Ketika pangeran Bungsu kembali keesokan harinya, terlihat sebuah pot emas
bertatahkan batu-batu mulia, telah siap di atas batu. Ketika tutup pot itu ia
buka, tercium bau segar bermutu tinggi sehingga menimbulkan selera.
Tak ada di kerajaan itu yang pernah minum sesegar dan seenak
minuman buatan si Tikus. Sang Raja amat puas. “Kalian bertiga rupanya berhasil
mendapatkan tunangan yang baik,” katanya. “Tetapi kau, putra Bungsuku,
tunanganmu-lah yang terbaik. Dengan roti dan minuman seenak itu, pasti dapat
hidup dengan enak di dunia ini,” kata sang Raja bangga.
Akhirnya, sang Raja meminta kepada ketiga puteranya untuk
membawa tunangan mereka masing-masing ke istana. Ia ingin melihat wajah calon
menantunya.
“Oh, apa yang harus kulakukan! Celaka, bagaimana mungkin?”
pikir pangeran Bungsu dengan bingung. Ia segera menunggangi kudanya dan segera
menuju tempat si Tikus untuk mengabarkan bahwa ia harus membawanya ke istana.

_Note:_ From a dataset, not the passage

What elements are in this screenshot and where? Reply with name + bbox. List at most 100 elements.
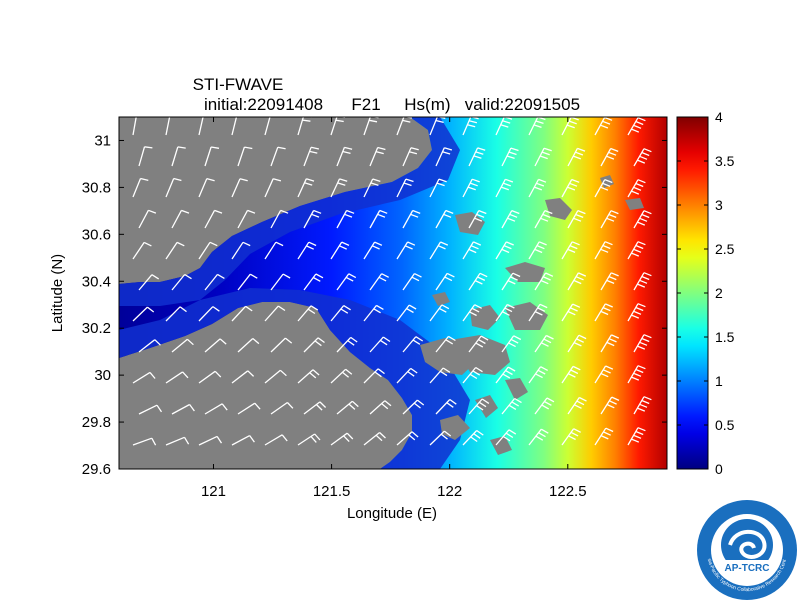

“Aku sangat khawatir, bagaimana akhirnya nanti!” kata
pangeran Bungsu.
“Jangan khawatir, semuanya akan berakhir dengan baik,” kata
si Tikus. “Asal tuan menuruti semua yang saya anjurkan. Siapkan satu buah kulit
telur, enam ekor kumbang, dan dua ekor lalat,” jelas si Tikus.

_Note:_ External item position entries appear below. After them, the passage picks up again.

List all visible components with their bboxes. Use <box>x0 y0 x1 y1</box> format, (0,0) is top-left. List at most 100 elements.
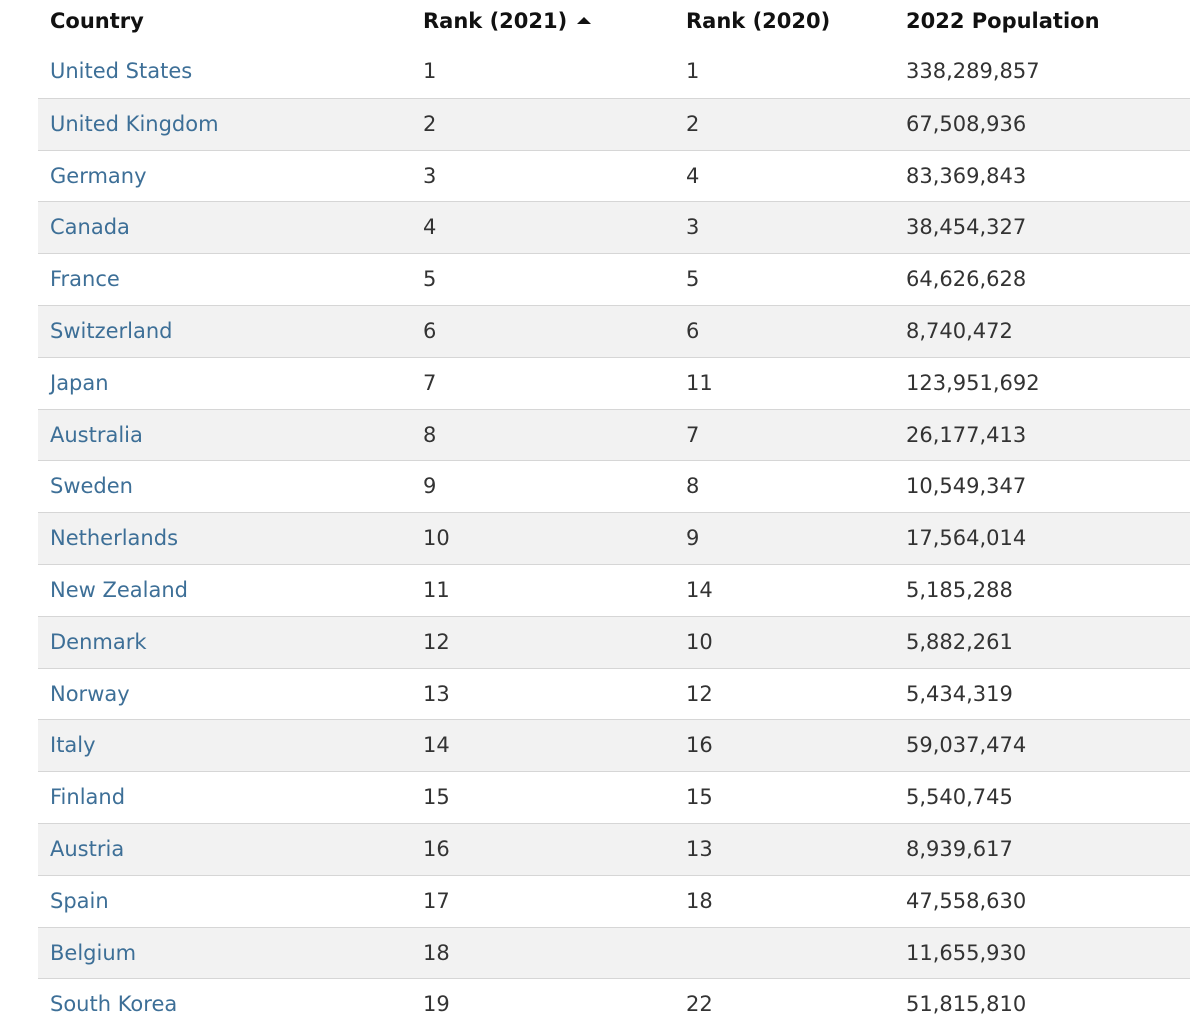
table-cell: 10 <box>423 526 450 551</box>
table-cell: 5,185,288 <box>906 578 1013 602</box>
table-cell: 67,508,936 <box>906 111 1027 136</box>
table-cell: 8,740,472 <box>906 319 1013 343</box>
table-cell: 3 <box>686 215 700 240</box>
country-link[interactable]: Spain <box>50 888 109 913</box>
table-cell: 64,626,628 <box>906 267 1027 292</box>
table-cell: 4 <box>686 163 700 188</box>
country-link[interactable]: United Kingdom <box>50 111 219 136</box>
table-cell: 9 <box>423 474 437 499</box>
table-cell: 11,655,930 <box>906 940 1027 965</box>
table-cell: 6 <box>423 319 437 343</box>
table-row: Netherlands 10 9 17,564,014 <box>38 512 1190 564</box>
table-row: France 5 5 64,626,628 <box>38 253 1190 305</box>
country-link[interactable]: Canada <box>50 215 130 240</box>
country-link[interactable]: United States <box>50 59 193 83</box>
table-cell: 6 <box>686 319 700 343</box>
table-row: Belgium 18 11,655,930 <box>38 926 1190 979</box>
column-header-text: 2022 Population <box>906 9 1100 33</box>
table-row: Spain 17 18 47,558,630 <box>38 874 1190 927</box>
country-link[interactable]: Italy <box>50 733 96 758</box>
table-row: Finland 15 15 5,540,745 <box>38 771 1190 823</box>
country-link[interactable]: South Korea <box>50 992 178 1017</box>
table-cell: 8 <box>423 422 437 447</box>
table-cell: 83,369,843 <box>906 163 1027 188</box>
table-cell: 17 <box>423 888 450 913</box>
table-cell: 10 <box>686 629 713 654</box>
table-cell: 51,815,810 <box>906 992 1027 1017</box>
table-cell: 338,289,857 <box>906 59 1040 83</box>
country-link[interactable]: Netherlands <box>50 526 179 551</box>
country-link[interactable]: Japan <box>50 370 109 395</box>
table-row: United Kingdom 2 2 67,508,936 <box>38 97 1190 150</box>
table-cell: 16 <box>686 733 713 758</box>
sort-arrow <box>577 17 592 24</box>
table-cell: 10,549,347 <box>906 474 1027 499</box>
country-link[interactable]: Australia <box>50 422 143 447</box>
country-link[interactable]: Belgium <box>50 940 137 965</box>
column-header[interactable]: Rank (2020) <box>686 0 830 42</box>
table-cell: 16 <box>423 837 450 861</box>
column-header-text: Country <box>50 9 144 33</box>
table-cell: 19 <box>423 992 450 1017</box>
table-cell: 5,434,319 <box>906 681 1013 706</box>
table-cell: 59,037,474 <box>906 733 1027 758</box>
table-cell: 8 <box>686 474 700 499</box>
column-header[interactable]: Country <box>50 0 144 42</box>
country-link[interactable]: Switzerland <box>50 319 173 343</box>
table-cell: 18 <box>423 940 450 965</box>
table-row: Austria 16 13 8,939,617 <box>38 823 1190 875</box>
country-link[interactable]: Norway <box>50 681 130 706</box>
table-row: New Zealand 11 14 5,185,288 <box>38 564 1190 616</box>
table-cell: 5,540,745 <box>906 785 1013 810</box>
table-cell: 123,951,692 <box>906 370 1040 395</box>
country-link[interactable]: Finland <box>50 785 126 810</box>
table-cell: 7 <box>686 422 700 447</box>
table-cell: 9 <box>686 526 700 551</box>
column-header[interactable]: 2022 Population <box>906 0 1100 42</box>
country-link[interactable]: France <box>50 267 120 292</box>
table-cell: 11 <box>686 370 713 395</box>
table-cell: 13 <box>686 837 713 861</box>
table-header: Country Rank (2021) Rank (2020) 2022 Popula… <box>38 0 1190 46</box>
column-header[interactable]: Rank (2021) <box>423 0 592 42</box>
table-cell: 15 <box>686 785 713 810</box>
table-cell: 12 <box>686 681 713 706</box>
table-row: Japan 7 11 123,951,692 <box>38 356 1190 409</box>
table-row: South Korea 19 22 51,815,810 <box>38 978 1190 1030</box>
table-row: Denmark 12 10 5,882,261 <box>38 615 1190 668</box>
table-cell: 11 <box>423 578 450 602</box>
table-cell: 38,454,327 <box>906 215 1027 240</box>
table-cell: 2 <box>423 111 437 136</box>
table-cell: 14 <box>686 578 713 602</box>
table-cell: 14 <box>423 733 450 758</box>
table-row: Australia 8 7 26,177,413 <box>38 408 1190 461</box>
table-cell: 4 <box>423 215 437 240</box>
country-link[interactable]: Germany <box>50 163 147 188</box>
table-row: Italy 14 16 59,037,474 <box>38 719 1190 772</box>
table-row: Sweden 9 8 10,549,347 <box>38 460 1190 512</box>
table-cell: 47,558,630 <box>906 888 1027 913</box>
table-cell: 5 <box>686 267 700 292</box>
ranking-table: Country Rank (2021) Rank (2020) 2022 Popula… <box>38 0 1190 1030</box>
table-cell: 1 <box>423 59 437 83</box>
table-row: Switzerland 6 6 8,740,472 <box>38 305 1190 357</box>
country-link[interactable]: Denmark <box>50 629 147 654</box>
table-row: Norway 13 12 5,434,319 <box>38 667 1190 720</box>
table-cell: 17,564,014 <box>906 526 1027 551</box>
table-cell: 2 <box>686 111 700 136</box>
column-header-text: Rank (2021) <box>423 9 568 33</box>
table-cell: 18 <box>686 888 713 913</box>
table-row: Germany 3 4 83,369,843 <box>38 149 1190 202</box>
table-cell: 3 <box>423 163 437 188</box>
table-cell: 5,882,261 <box>906 629 1013 654</box>
country-link[interactable]: New Zealand <box>50 578 188 602</box>
table-cell: 13 <box>423 681 450 706</box>
column-header-text: Rank (2020) <box>686 9 831 33</box>
country-link[interactable]: Sweden <box>50 474 133 499</box>
table-cell: 26,177,413 <box>906 422 1027 447</box>
table-cell: 8,939,617 <box>906 837 1013 861</box>
table-cell: 5 <box>423 267 437 292</box>
table-cell: 12 <box>423 629 450 654</box>
country-link[interactable]: Austria <box>50 837 125 861</box>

“Kekangkan keenam ekor kumbang pada kulit telur. Pasangkan
kedua ekor lalat di dalam kulit telur, satu di depan dan satu di belakang
hamba,” sambung si Tikus.
“Aturlah nanti agar iring-iringan hamba ini berada di paling
belakang. Dan saat kita tiba di istana nanti, tirukan semua apa yang
kakak-kakak tuan lakukan terhadap tunangannya. Maka semuanya nanti bakal
beres,” kata si Tikus yakin.
Pangeran Bungsu menuruti semua anjuran si Tikus. Tak lama
kemudian, kendaraan aneh telah siap. Si Tikus duduk di dalam kulit telur dan
berangkatlah mereka. Saat mereka tiba di istana, mereka melihat kedua kakak
pangeran menggendong tunangannya serta menciumnya. Dengan tak malu-malu,
pangeran Bungsu pun memperlakukan si Tikus persis seperti yang dilakukan
kakak-kakaknya terhadap tunangannya.
Terjadilah keajaiban, tiba-tiba seorang puteri cantik sudah
berada dalam dekapan pangeran Bungsu dan kendaraan aneh yang digunakan si Tikus
berubah menjadi sebuah kereta indah lengkap dengan pengawalnya. Kemudian mereka
masuk ke istana dan Raja terpesona melihat kecantikan Puteri Tikus. Setelah
menghadap Raja mereka kembali ke istananya masing-masing.
Setelah pangeran Bungsu dan Puteri Tikus kembali ke tempat
Puteri Tikus, batu yang menjadi rumah Puteri Tikus telah berubah menjadi istana
yang megah. Ternyata sang Puteri dulunya terkena sihir, sehingga menjadi tikus
dan istananya berubah menjadi batu.
Dan singkat cerita, akhirnya pangeran
Bungsu dan Puteri Tikus hidup bahagia selamanya.